Friends of Thacher gets $4K from state to attract more members

Enterprise file photo — Saranac Hale Spencer

Protests to save Thacher Park in 2008 brought the Friends of Thacher park some notoriety, says the group’s president, John Kilroy. Now, the Friends have secured a grant to publicize itself further.

The Friends of Thacher Park is looking for more members and just received $4,080 from the state to help with recruitment.

The local grant was among $450,000 awarded to 21 organizations dedicated to the stewardship and promotion of New York State parks, historic sites, and public lands. This is the first time grants are being awarded to DEC Friends groups, according to a release from the state’s Department of Environmental Conservation.

“Our big issue is that, outside of our membership and people who frequent the park, we’re not too well known,” said the group’s president, John Kilroy.

The group was founded in 1997 before he became involved, said Kilroy, when “folks got together to help the salamanders find a little romance.”

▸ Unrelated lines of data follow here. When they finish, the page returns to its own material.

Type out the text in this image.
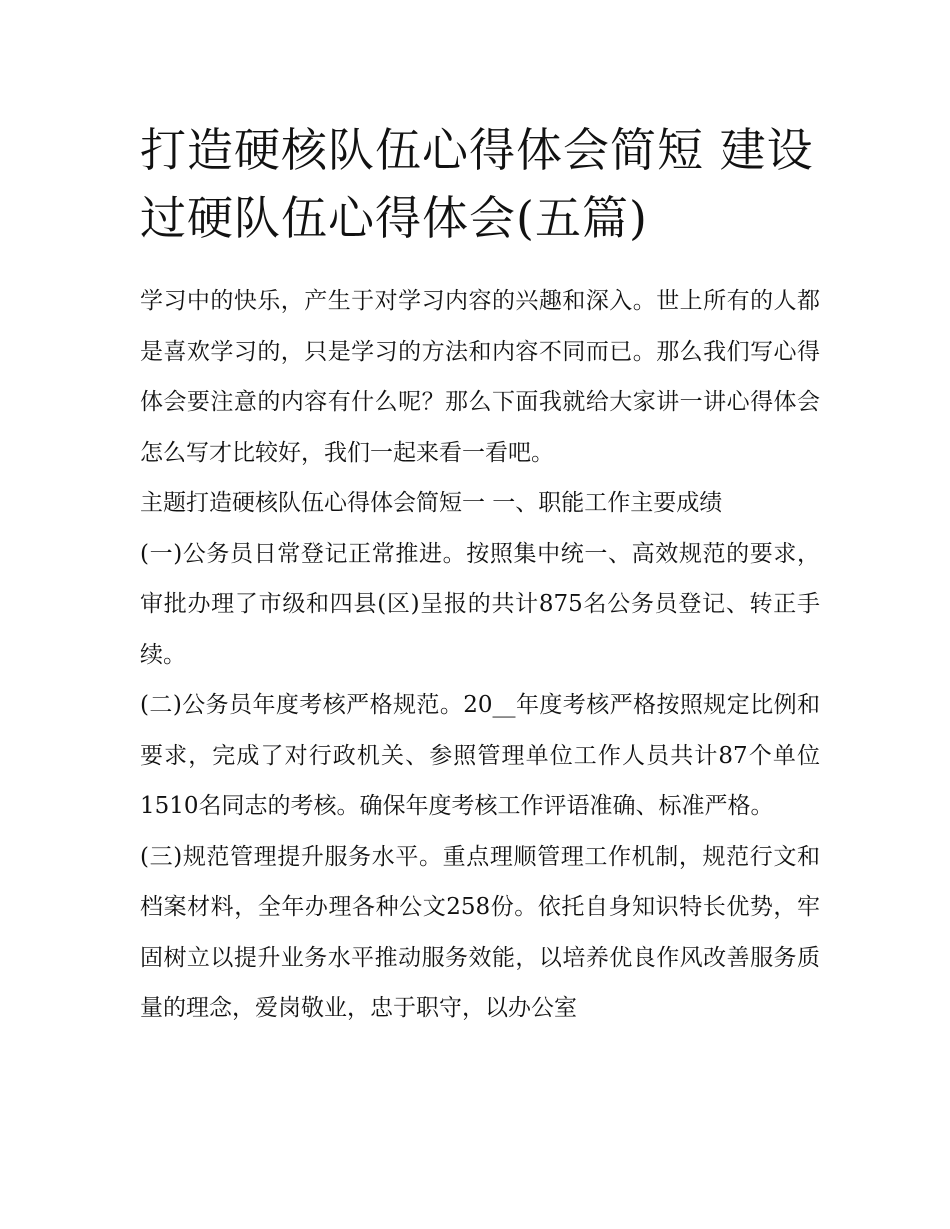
打造硬核队伍心得体会简短 建设过硬队伍心得体会(五篇)

学习中的快乐，产生于对学习内容的兴趣和深入。世上所有的人都是喜欢学习的，只是学习的方法和内容不同而已。那么我们写心得体会要注意的内容有什么呢？那么下面我就给大家讲一讲心得体会怎么写才比较好，我们一起来看一看吧。

主题打造硬核队伍心得体会简短一 一、职能工作主要成绩

(一)公务员日常登记正常推进。按照集中统一、高效规范的要求，审批办理了市级和四县(区)呈报的共计875名公务员登记、转正手续。

(二)公务员年度考核严格规范。20__年度考核严格按照规定比例和要求，完成了对行政机关、参照管理单位工作人员共计87个单位1510名同志的考核。确保年度考核工作评语准确、标准严格。

(三)规范管理提升服务水平。重点理顺管理工作机制，规范行文和档案材料，全年办理各种公文258份。依托自身知识特长优势，牢固树立以提升业务水平推动服务效能，以培养优良作风改善服务质量的理念，爱岗敬业，忠于职守，以办公室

The tradition continues today and young members of the Friends of Thacher Park particularly enjoy it. Both spotted salamanders and Jefferson salamanders live in the park, he explained, and in the late winter — “some years as early as March 15” — on the first rainy night above 40 degrees, the salamanders migrate to vernal ponds.

“When they cross the road, a lot of them get squished,” said Kilroy.

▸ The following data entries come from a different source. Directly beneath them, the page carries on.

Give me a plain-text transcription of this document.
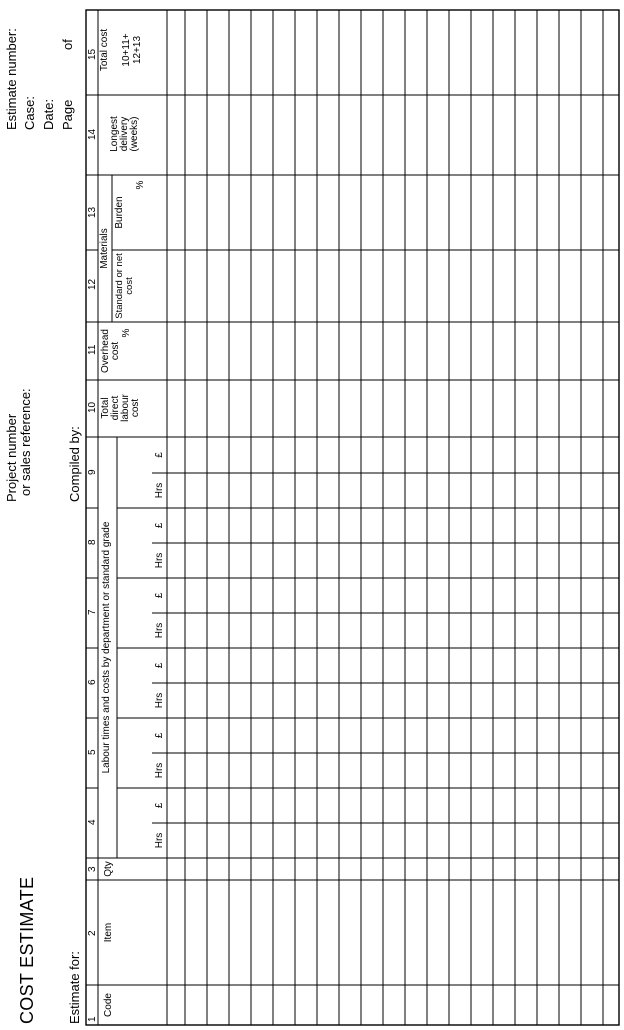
COST ESTIMATE Estimate for:
Project number or sales reference:	Compiled by:
Estimate number: Case: Date: Page
of
1
2
3
4
5
6
7
8
9
10
11
12
13
14
15
Code
Item
Qty
Labour times and costs by department or standard grade
Hrs
£
Hrs
£
Hrs
£
Hrs
£
Hrs
£
Hrs
£
Total direct labour cost
Overhead cost
%
Materials
Standard or net cost
Burden
%
Longest delivery (weeks)
Total cost 10+11+ 12+13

To prevent that, volunteers, with buckets and flashlights, walk up and down the road, scooping up the salamanders and depositing them safely near the vernal ponds where they mate.

“It’s rainy and cold,” he said of the weather on those nights. “But it’s really cool,” he concluded of the activity.

The Friends of Thacher Park also works to maintain trails and remove invasive species. And its members help with educational programs, with weekend staffing at the Emma Treadwell Thacher Nature Center, and with ongoing nature programs like nest-box monitoring.

The monitoring involves citizen scientists in Cornell’s Nest Watch program, said Kilroy. There are 20 bluebird boxes near Thompsons Lake, Kilroy explained, and volunteers keep track of “when the birds go in, the eggs they lay, and how many chicks fledge.”

The information is reported to Cornell University, which tracks songbirds, he said.

Kilroy is a popular science teacher at Colonie Central High School who lives in Berne, in the Helderbergs not far from the park.

He said the Friends obtained not-for-profit status in 2003, and got some publicity eight years ago when then-Governor David Paterson, faced with a large budget gap, announced he’d close Thacher Park, and the group objected.

But, Kilroy said, the Friends group needs more publicity and so applied for the grant, getting nearly exactly what was requested. The money will be used to design and produce brochures and banners to publicize the group at events.

Further, a now-blank wall in the park’s new visitors’ center will be used to set up a display, letting people know about the work of the group.

The Friends now number 180 dues-paying members and, if the grant money’s publicity brings in another 50 to 100 members, “that would be absolutely fantastic,” said Kilroy.

Annual dues are assigned on a sliding scale from $5 for seniors up to $100 for a benefactor. Family membership is $20 a year.

“We love everyone but we love getting families involved the most,” said Kilroy. “It’s great when families join and bring kids to the park and foster a love of the park. The kids take ownership and become stewards of the park … It carries into future generations.”

Kilroy’s concluding message: “Come up to the park. Remember, it’s a four-season park. It doesn’t close in the winter.”

Partnership Program

The Park and Trail Partnership Program grants, funded through the state’s Environmental Protection Fund — which is at $300 million this year — will be matched by almost $200,000 in private and local funding to support projects, according to a release from the State Office of Parks, Recreation and Historic Preservation. The Park and Trail Partnership Program grants are designed to:

— Enhance the preservation, stewardship, interpretation, maintenance, and promotion of New York State parks, trails, historic sites, and public lands;

— Increase the sustainability, effectiveness, productivity, volunteerism, and fundraising capabilities of not-for-profit organizations that promote, maintain and support New York State parks, trails, and state historic sites; and

— Promote the tourism and economic development benefits of outdoor recreation through the growth and expansion of a connected statewide network of parks, trails, and greenways.

The grants are administered by the State Office of Parks, Recreation and Historic Preservation, and Parks & Trails New York, a statewide not-for-profit group.

Two other Capital Region groups received awards:

— Friends of Clermont: $4,000 to create a planned giving program to raise funds to provide more programs, including marketing materials, a planned giving and named endowment policy, and training for the board of trustees; and

— The Friends of U.S. Grant Cottage: $19,500 to provide critical administrative support and focus on acquiring and maintaining sustainable income sources for the organization.